European stocks rallied yesterday on robust economic data from Germany and the US with traders also buoyed by the extra breathing room granted struggling Spain by EU ministers in Brussels.

German ZEW data has given the market a boost

At close, London’s benchmark FTSE 100 index rose 1.07 per cent to 5,956.43 points, in Paris the CAC 40 added 1.72 per cent to 3,550.16 points and in Frankfurt the DAX 30 climbed 1.37 per cent to 6.995.91 points.

In Madrid shares jumped by 2.40 per cent and in Milan they added 2.08 per cent. Lisbon rose by 1.60 per cent, Amsterdam by 1.65 per cent and Brussels by 1.71 per cent.

In foreign exchange deals, the European single currency fell to $1.3109 from $1.3147 late in New York on Monday.

The dollar rose to 82.68 Japanese yen from 82.32 yen on Monday.

Stocks on Wall Street rose sharply on official data showing US consumer spending accelerating in February.

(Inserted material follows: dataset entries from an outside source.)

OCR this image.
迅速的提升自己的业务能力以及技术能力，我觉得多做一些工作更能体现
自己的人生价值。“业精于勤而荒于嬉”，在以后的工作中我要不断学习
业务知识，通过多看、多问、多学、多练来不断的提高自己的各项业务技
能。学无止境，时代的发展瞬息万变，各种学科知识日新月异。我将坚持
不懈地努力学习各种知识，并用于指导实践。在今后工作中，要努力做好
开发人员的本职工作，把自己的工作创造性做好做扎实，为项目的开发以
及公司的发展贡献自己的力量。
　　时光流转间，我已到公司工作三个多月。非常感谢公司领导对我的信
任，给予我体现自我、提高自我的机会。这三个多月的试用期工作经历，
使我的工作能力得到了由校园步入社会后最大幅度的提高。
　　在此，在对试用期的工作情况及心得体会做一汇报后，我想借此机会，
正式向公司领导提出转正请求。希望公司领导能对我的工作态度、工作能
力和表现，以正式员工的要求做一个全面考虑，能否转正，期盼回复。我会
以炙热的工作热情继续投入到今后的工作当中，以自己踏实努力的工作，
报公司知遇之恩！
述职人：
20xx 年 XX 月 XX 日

In afternoon trade, the Dow Jones Industrial Average rose 0.84 per cent to 13,069.04 points, the broad-based S&P 500 gained 0.85 per cent to 1,382.70 points, while the tech-heavy Nasdaq Composite added one per cent to 3,013.61 points.

Fresh data showed US retail sales growing 1.1 per cent in February from January, their highest increase in five months.

Sales growth was strong even with the key auto component stripped out; suggesting consumers were feeling more comfortable about spending amid the pickup in the job market.

Meanwhile, despite the positive signs in the economy, investors did not expect any change to the central bank’s easy money stance as the Federal Reserve’s March policy board meeting got under way yesterday.

“Ahead of the FOMC meeting later this afternoon, equity markets have been buoyant taking their lead from Wall Street’s advances yesterday,” said CMC Markets senior strategist Brenda Kelly.

“The release of the German ZEW sentiment data has also given the markets a boost (by) beating the expectations by a long margin.”

German investor confidence surged to the highest level for 21 months in March, amid growing optimism that Europe’s top economy can shrug off the worst of the debt crisis, data showed yesterday.

The ZEW think tank’s economic expectations index rose by 16.9 points in March to stand at plus 22.3 points, the highest level since June 2010, the organisation said in a statement.

Meanwhile, Spain agreed to European Union demands to lower its budget deficit target for this year from 5.8 per cent of gross domestic product to 5.3 per cent.

“Given this, the fact that the previous government missed the 2011 budget deficit target by 2.5 per cent of GDP and the downward revision to the official growth forecast for this year, the government will have to announce additional fiscal measures, probably later this month,” said Ben May of Capital Economics

The conservative Popular Party government had stunned Brussels by revealing the public deficit hit 8.5 of gross domestic product in 2011 – far beyond the agreed six per cent target.

Prime Minister Mariano Rajoy then landed a second blow by saying Spain would also let the deficit run to 5.8 per cent in 2012, shooting past the 4.4-per cent goal earlier agreed with the EU.

But on Monday, Spain and the EU agreed that Madrid must trim the deficit to 5.3 per cent of GDP in 2012 and 3.0 per cent in 2013 – still a major challenge for the next two years.

Asian stock markets closed mostly higher yesterday, with traders unfazed by fresh easing measures from Japan’s central bank.

The Bank of Japan yesterday decided to boost a loan programme by almost $25 billion to kick-start the domestic economy.

The fresh easing measures follow the rate-setting board’s move last month to pump 10 trillion yen ($130 billion) more cash into the economy.

The bank also said it would hold interest rates at near zero.